CRAN/E
How far can CRAN/E move from a faster CRAN search interface toward an intelligence layer for R packages, authors, trends, and agents?
R users can help most by pointing out missing discovery workflows: package comparison, author lookup, search relevance, trend interpretation, and MCP queries that should exist.
CRAN/E is “The Comprehensive R Archive Network, Enhanced”: a modern search and discovery surface for R packages and authors hosted on CRAN. It is not a package host. It is an interface layer over the archive, built because finding the right package should not require fighting the shape of the old CRAN website.
The public app lives at cran-e.com and is designed as a progressive web app. The current codebase is a TypeScript and React 19 application on React Router 7 with Vite, Tailwind CSS, Supabase, Arcjet, OpenTelemetry, Vitest, Playwright, Storybook, the Vercel AI SDK, Google Gemini, and embedding-backed search. It also has a Raycast extension ecosystem nearby, because package search belongs where developers are already moving.

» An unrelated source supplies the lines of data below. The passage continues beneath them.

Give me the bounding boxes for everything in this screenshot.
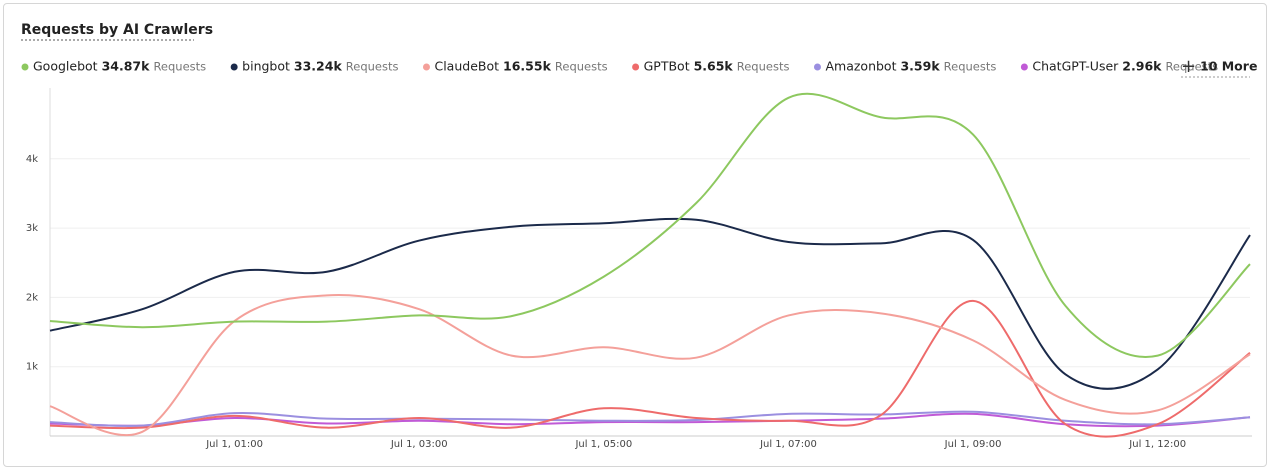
plus-icon: + [1181, 56, 1196, 77]
legend-swatch [1020, 63, 1028, 71]
series-line [49, 217, 1251, 390]
legend-total: 34.87k [102, 59, 151, 74]
legend-total: 33.24k [294, 59, 343, 74]
legend-item[interactable]: GPTBot 5.65k Requests [632, 59, 789, 74]
legend-swatch [230, 63, 238, 71]
legend-unit: Requests [1165, 60, 1218, 74]
y-tick-label: 2k [26, 292, 38, 303]
legend-total: 5.65k [694, 59, 734, 74]
legend-item[interactable]: Amazonbot 3.59k Requests [813, 59, 997, 74]
legend-unit: Requests [737, 60, 790, 74]
legend-total: 2.96k [1122, 59, 1162, 74]
legend-name: GPTBot [644, 59, 690, 74]
legend-name: Googlebot [33, 59, 98, 74]
legend-swatch [813, 63, 821, 71]
legend-total: 16.55k [503, 59, 552, 74]
x-tick-label: Jul 1, 09:00 [944, 439, 1002, 450]
legend-unit: Requests [944, 60, 997, 74]
chart-title: Requests by AI Crawlers [21, 22, 213, 38]
legend-swatch [632, 63, 640, 71]
y-tick-label: 4k [26, 154, 38, 165]
plot: 1k 2k 3k 4k Jul 1, 01:00 Jul 1, 03:00 Jul 1, 0… [26, 88, 1252, 450]
x-tick-label: Jul 1, 01:00 [205, 439, 263, 450]
legend-item[interactable]: ClaudeBot 16.55k Requests [422, 59, 608, 74]
x-tick-label: Jul 1, 12:00 [1128, 439, 1186, 450]
legend-swatch [21, 63, 29, 71]
series-line [49, 412, 1251, 428]
legend-item[interactable]: bingbot 33.24k Requests [230, 59, 399, 74]
legend: Googlebot 34.87k Requests bingbot 33.24k Requ… [21, 59, 1218, 74]
legend-total: 3.59k [900, 59, 940, 74]
more-label[interactable]: 10 More [1200, 59, 1257, 74]
card [3, 3, 1267, 467]
legend-item[interactable]: Googlebot 34.87k Requests [21, 59, 207, 74]
legend-swatch [422, 63, 430, 71]
x-tick-label: Jul 1, 03:00 [390, 439, 448, 450]
x-tick-label: Jul 1, 07:00 [759, 439, 817, 450]
y-tick-label: 3k [26, 223, 38, 234]
y-tick-label: 1k [26, 362, 38, 373]
series-line [49, 410, 1251, 427]
x-tick-label: Jul 1, 05:00 [574, 439, 632, 450]
legend-name: Amazonbot [825, 59, 896, 74]
legend-unit: Requests [555, 60, 608, 74]
legend-name: bingbot [242, 59, 290, 74]
series-line [49, 299, 1251, 438]
more-button[interactable]: + 10 More [1181, 56, 1257, 78]
legend-unit: Requests [346, 60, 399, 74]
legend-name: ChatGPT-User [1032, 59, 1119, 74]
legend-name: ClaudeBot [434, 59, 499, 74]
legend-unit: Requests [153, 60, 206, 74]
legend-item[interactable]: ChatGPT-User 2.96k Requests [1020, 59, 1218, 74]
series-line [49, 92, 1251, 358]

The core user experience is search, but the project has grown into a broader map of the R package ecosystem. Package pages pull together dependencies, relations, maintainers, authors, downloads, binaries, documentation, teams, insights, structured metadata, and FAQ data. Statistics pages track page trends, package downloads, package trends, and R releases, with some summary work delegated to Gemini.
CRAN/E also exposes a read-only MCP server at /api/mcp. That matters because package discovery is no longer only a browser workflow. Agents should be able to ask the same structured questions that a person asks: find a package, inspect an author, search broadly, or look for related packages through stable cran:// resources.
The project is shipped and maintained, with versioned releases and dependency/security work still happening. The next version of the question is less “can CRAN be searched better?” and more “what does an agent-readable software ecosystem index make possible for working R programmers?”